Their customers appreciate the high quality, and Sophia proudly said that once someone buys their honey, they always come back for more.
The daily business struggles of displaced people are not the same as what locals face. There are no special tax breaks or advantages. Some government programs exist, but even those usually require co-investment from the business. Sometimes private NGOs help.
“Honestly, without support, a displaced person cannot manage alone.
These challenges sometimes lead displaced people to settle in Yerevan, but not Sophia and Mher, who felt they did not have anything to give Yerevan and moved to Ijevan for their health, mental well-being—among other reasons. This was clearly the right choice for them.
“We have never once regretted it, even knowing it is not easy to live here.

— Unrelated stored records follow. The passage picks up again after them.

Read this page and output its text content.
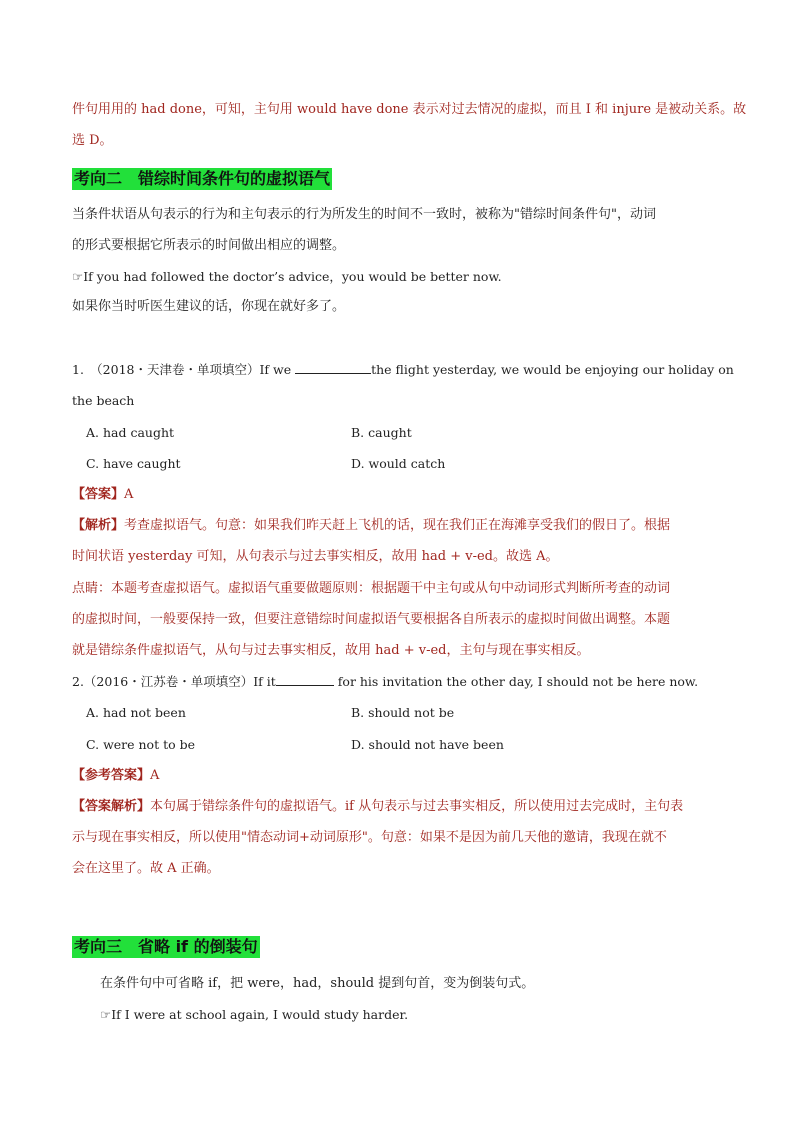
件句用用的 had done，可知，主句用 would have done 表示对过去情况的虚拟，而且 I 和 injure 是被动关系。故
选 D。
考向二　错综时间条件句的虚拟语气
当条件状语从句表示的行为和主句表示的行为所发生的时间不一致时，被称为"错综时间条件句"，动词
的形式要根据它所表示的时间做出相应的调整。
☞If you had followed the doctor’s advice，you would be better now.
如果你当时听医生建议的话，你现在就好多了。
1.　（2018・天津卷・单项填空）If we	the flight yesterday, we would be enjoying our holiday on
the beach
A. had caught	B. caught
C. have caught	D. would catch
【答案】A
【解析】考查虚拟语气。句意：如果我们昨天赶上飞机的话，现在我们正在海滩享受我们的假日了。根据
时间状语 yesterday 可知，从句表示与过去事实相反，故用 had + v-ed。故选 A。
点睛：本题考查虚拟语气。虚拟语气重要做题原则：根据题干中主句或从句中动词形式判断所考查的动词
的虚拟时间，一般要保持一致，但要注意错综时间虚拟语气要根据各自所表示的虚拟时间做出调整。本题
就是错综条件虚拟语气，从句与过去事实相反，故用 had + v-ed，主句与现在事实相反。
2.（2016・江苏卷・单项填空）If it	for his invitation the other day, I should not be here now.
A. had not been	B. should not be
C. were not to be	D. should not have been
【参考答案】A
【答案解析】本句属于错综条件句的虚拟语气。if 从句表示与过去事实相反，所以使用过去完成时，主句表
示与现在事实相反，所以使用"情态动词+动词原形"。句意：如果不是因为前几天他的邀请，我现在就不
会在这里了。故 A 正确。
考向三　省略 if 的倒装句
在条件句中可省略 if，把 were，had，should 提到句首，变为倒装句式。
☞If I were at school again, I would study harder.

Many people wrongly assume displaced people live here for free—we hear such silly myths all the time. But I assure you, buying a house in Ijevan costs the same as a one or two-room apartment in Yerevan. So. living here is its own challenge,” Sophia said.
She noted technical obstacles, such as obtaining sales permits. All their old registrations from Artsakh were canceled; they had to open new ones in Armenia. Depending on scale, people work differently, but overall, Armenia’s tax policy is tough—not exactly friendly for new businesses.

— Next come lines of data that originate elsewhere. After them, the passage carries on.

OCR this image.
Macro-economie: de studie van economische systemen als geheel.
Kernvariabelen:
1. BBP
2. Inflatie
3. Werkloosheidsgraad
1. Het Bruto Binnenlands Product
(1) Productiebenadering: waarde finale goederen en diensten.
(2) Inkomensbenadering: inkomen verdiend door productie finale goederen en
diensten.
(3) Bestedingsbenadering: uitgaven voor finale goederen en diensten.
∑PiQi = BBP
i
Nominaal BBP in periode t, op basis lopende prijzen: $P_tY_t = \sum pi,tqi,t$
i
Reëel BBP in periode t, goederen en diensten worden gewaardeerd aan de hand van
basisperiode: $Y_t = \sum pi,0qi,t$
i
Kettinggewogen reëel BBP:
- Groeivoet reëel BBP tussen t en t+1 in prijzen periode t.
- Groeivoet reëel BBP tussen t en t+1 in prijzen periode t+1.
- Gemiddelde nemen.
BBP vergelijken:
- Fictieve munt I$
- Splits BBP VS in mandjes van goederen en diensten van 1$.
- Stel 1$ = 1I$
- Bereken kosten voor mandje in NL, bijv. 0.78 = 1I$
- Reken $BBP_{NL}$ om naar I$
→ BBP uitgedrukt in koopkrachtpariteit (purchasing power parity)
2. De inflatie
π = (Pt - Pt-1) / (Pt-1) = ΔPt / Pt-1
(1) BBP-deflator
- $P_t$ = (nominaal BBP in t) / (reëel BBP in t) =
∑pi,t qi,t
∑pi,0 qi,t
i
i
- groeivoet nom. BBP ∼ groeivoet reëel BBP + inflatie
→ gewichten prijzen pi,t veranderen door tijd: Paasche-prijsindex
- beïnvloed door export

The fairs during their first year were helpful, Sophia noted. Displaced people were not charged for stalls and so on. Those fairs really helped people sell what they made. But in other cases, selling at fairs or markets can be expensive, tax rules are complex and supermarket registrations are exhausting—so for small producers, it is sometimes pointless.
For a woman raised in Kyiv and then Yerevan, who traveled a lot, village life can be challenging. Sophia remembers asking Mher funny questions about village life, like “How many eggs does one chicken lay per day?”
“When we moved, Mher said, ‘Let’s agree: the yard is mine, the inside of the house is yours.’ So, the animals, the bees, the greenhouse—all that was his. Until recently, I barely got involved. But then, he returned to service, so I had to take responsibility—like, for the chicks that hatched this spring,” Sophia said, her eyes shining.

In the village, it is clear that nothing comes easy and every living thing needs care—whether it is an animal you plan to eat or simply love. Sophia recalled how exhausted she was, caring for the chicks. At that time, she was expecting a baby, so it took a lot of energy to wake up every morning, give them water, arrange their food and so on. But she did it because, like her grandmother used to say, “It is a creature—it is innocent.” Even when it rained heavily in the spring, she dragged herself out there because she could not let them die. That experience changed her attitude toward life.
In 2023, when Artsakh was under blockade, the couple—happy and hopeful—was looking to buy champagne. Later, they finally found some at the shop of Emma Tatik. A few days later, the shop closed forever. If it closed in Stepanakert, it meant everything was over. But Sophia is strong and accepted her life as it was.
“I went to Artsakh alone and we came back home together.”